Duke didn’t smile, but heavens, if he didn’t look as though he was about to.
“Did you find the ribbon for your book?” he asked.
“It’s in my book.”
“I understand and fully concur with the wrath that quickly descends upon a person who removes an item marking a reader’s place in a book,” Duke said, “but I think your finger needs the ribbon more than your book does.”
She pulled the ribbon from her book and handed it to him. He tied it around the handkerchief, pulling it tight enough to replace the pressure his fingers had provided.

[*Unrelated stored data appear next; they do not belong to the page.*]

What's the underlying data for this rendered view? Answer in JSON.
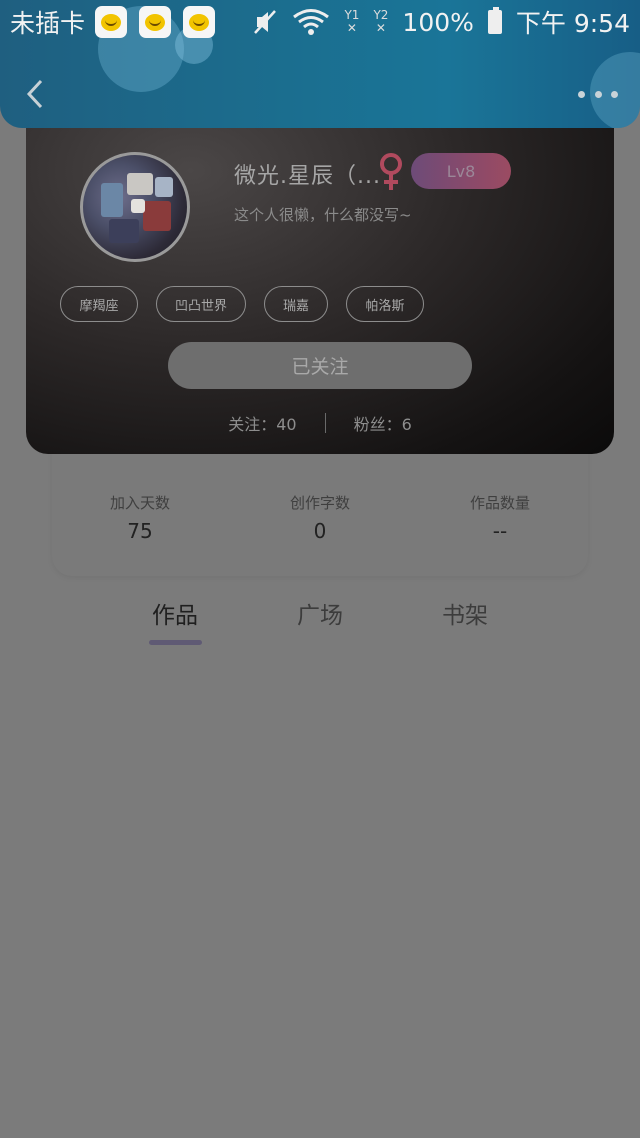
{
  "status_bar": {
    "carrier": "未插卡",
    "battery": "100%",
    "time": "下午 9:54",
    "sim1": "1",
    "sim2": "2",
    "notification_icons": [
      "messenger-app-icon",
      "messenger-app-icon",
      "messenger-app-icon"
    ]
  },
  "profile": {
    "username": "微光.星辰（...",
    "gender": "female",
    "level": "Lv8",
    "bio": "这个人很懒，什么都没写~",
    "tags": [
      "摩羯座",
      "凹凸世界",
      "瑞嘉",
      "帕洛斯"
    ],
    "follow_button": "已关注",
    "following_label": "关注：40",
    "followers_label": "粉丝：6"
  },
  "stats": [
    {
      "label": "加入天数",
      "value": "75"
    },
    {
      "label": "创作字数",
      "value": "0"
    },
    {
      "label": "作品数量",
      "value": "--"
    }
  ],
  "tabs": [
    {
      "label": "作品",
      "active": true
    },
    {
      "label": "广场",
      "active": false
    },
    {
      "label": "书架",
      "active": false
    }
  ],
  "colors": {
    "header_blue": "#1b6e8f",
    "level_badge": "#8a4a6a",
    "gender_female": "#b04a5e",
    "tab_indicator": "#5f5a74",
    "overlay_gray": "#7b7b7b"
  }
}
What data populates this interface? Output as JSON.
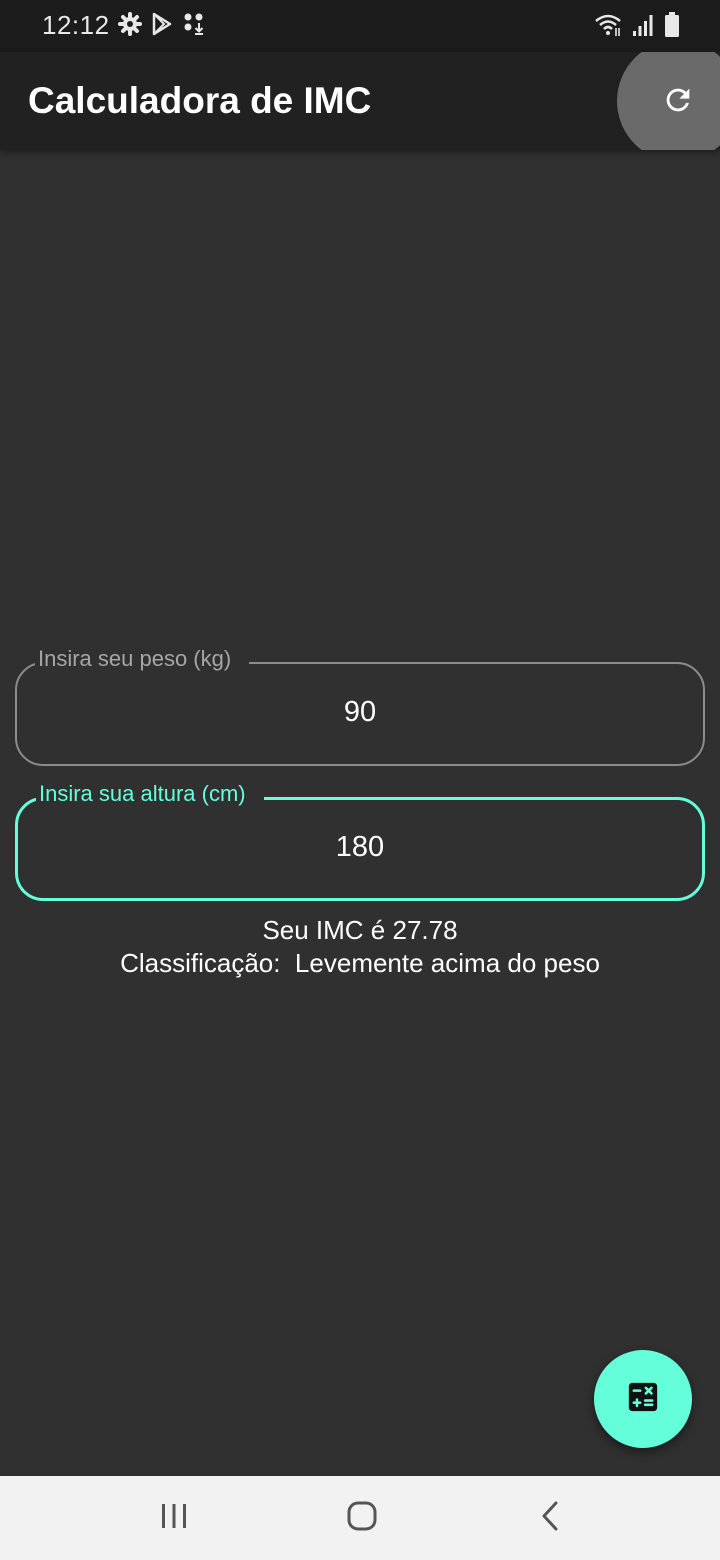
{
  "status_bar": {
    "time": "12:12",
    "left_icons": [
      "settings-icon",
      "play-store-icon",
      "download-notification-icon"
    ],
    "right_icons": [
      "wifi-icon",
      "signal-icon",
      "battery-icon"
    ]
  },
  "app_bar": {
    "title": "Calculadora de IMC",
    "action_icon": "refresh-icon"
  },
  "form": {
    "weight": {
      "label": "Insira seu peso (kg)",
      "value": "90"
    },
    "height": {
      "label": "Insira sua altura (cm)",
      "value": "180"
    }
  },
  "result": {
    "bmi_text": "Seu IMC é 27.78",
    "classification_text": "Classificação:  Levemente acima do peso"
  },
  "fab": {
    "icon": "calculator-icon"
  },
  "nav_bar": {
    "buttons": [
      "recent-apps-icon",
      "home-icon",
      "back-icon"
    ]
  },
  "colors": {
    "background": "#303030",
    "app_bar": "#212121",
    "accent": "#64ffda",
    "text": "#ffffff"
  }
}
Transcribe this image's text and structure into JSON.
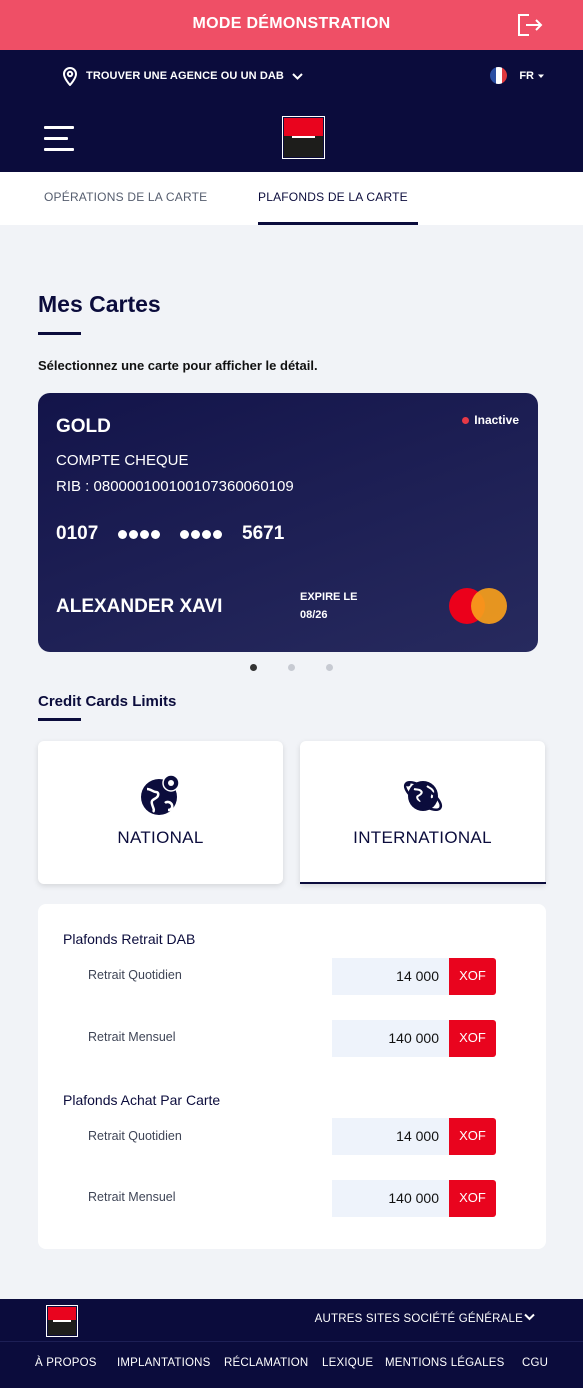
{
  "demo_bar": {
    "title": "MODE DÉMONSTRATION",
    "color": "#ef4f66"
  },
  "topnav": {
    "locator_label": "TROUVER UNE AGENCE OU UN DAB",
    "language": "FR"
  },
  "tabs": [
    {
      "label": "OPÉRATIONS DE LA CARTE",
      "active": false
    },
    {
      "label": "PLAFONDS DE LA CARTE",
      "active": true
    }
  ],
  "cards_section": {
    "title": "Mes Cartes",
    "subtitle": "Sélectionnez une carte pour afficher le détail."
  },
  "card": {
    "type": "GOLD",
    "status": "Inactive",
    "account": "COMPTE CHEQUE",
    "rib": "RIB : 08000010010010736006010​9",
    "number_first": "0107",
    "number_last": "5671",
    "holder": "ALEXANDER XAVI",
    "expire_label": "EXPIRE LE",
    "expire_value": "08/26",
    "network_icon": "mastercard-icon"
  },
  "carousel": {
    "count": 3,
    "active_index": 0
  },
  "limits_section": {
    "title": "Credit Cards Limits"
  },
  "scopes": [
    {
      "label": "NATIONAL",
      "icon": "globe-pin-icon",
      "active": false
    },
    {
      "label": "INTERNATIONAL",
      "icon": "globe-orbit-icon",
      "active": true
    }
  ],
  "limit_groups": [
    {
      "title": "Plafonds Retrait DAB",
      "rows": [
        {
          "label": "Retrait Quotidien",
          "amount": "14 000",
          "currency": "XOF"
        },
        {
          "label": "Retrait Mensuel",
          "amount": "140 000",
          "currency": "XOF"
        }
      ]
    },
    {
      "title": "Plafonds Achat Par Carte",
      "rows": [
        {
          "label": "Retrait Quotidien",
          "amount": "14 000",
          "currency": "XOF"
        },
        {
          "label": "Retrait Mensuel",
          "amount": "140 000",
          "currency": "XOF"
        }
      ]
    }
  ],
  "footer": {
    "other_sites": "AUTRES SITES SOCIÉTÉ GÉNÉRALE",
    "links": [
      "À PROPOS",
      "IMPLANTATIONS",
      "RÉCLAMATION",
      "LEXIQUE",
      "MENTIONS LÉGALES",
      "CGU"
    ]
  },
  "colors": {
    "navy": "#0b0c3c",
    "brand_red": "#e9041e",
    "background": "#f1f3f7"
  }
}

Duke opened a compartment in the carriage wall beside him and pulled out a stoneware jug.
“While I agree your grandmother’s made this a difficult day for you,” Eve said with a laugh, “I don’t know that hard cider is quite the right thing just now.”
He looked back at her, and that same twinkle of an unexpressed smile touched his eyes. “It’s water.”
“Insidethe carriage?” She’d never heard of such a thing. Barrels of water were often strapped to the outside but could be tapped only during pauses in the journey.
“I’ve found having a bit of water inside to be a helpful thing.” He then pulled a small tin cup from the same compartment. With a fluidity born, no doubt, of experience, he uncorked the jug and poured water into the tin cup without spilling any despite the carriage’s bumping and rocking on the uneven road. He held the cup out to her. “You’ve cleared your throat a few times in the past fifteen minutes. I suspect you’re thirsty.”
She gladly accepted it—with heruninjured hand, naturally. “Do you always address people’s difficulties this efficiently?”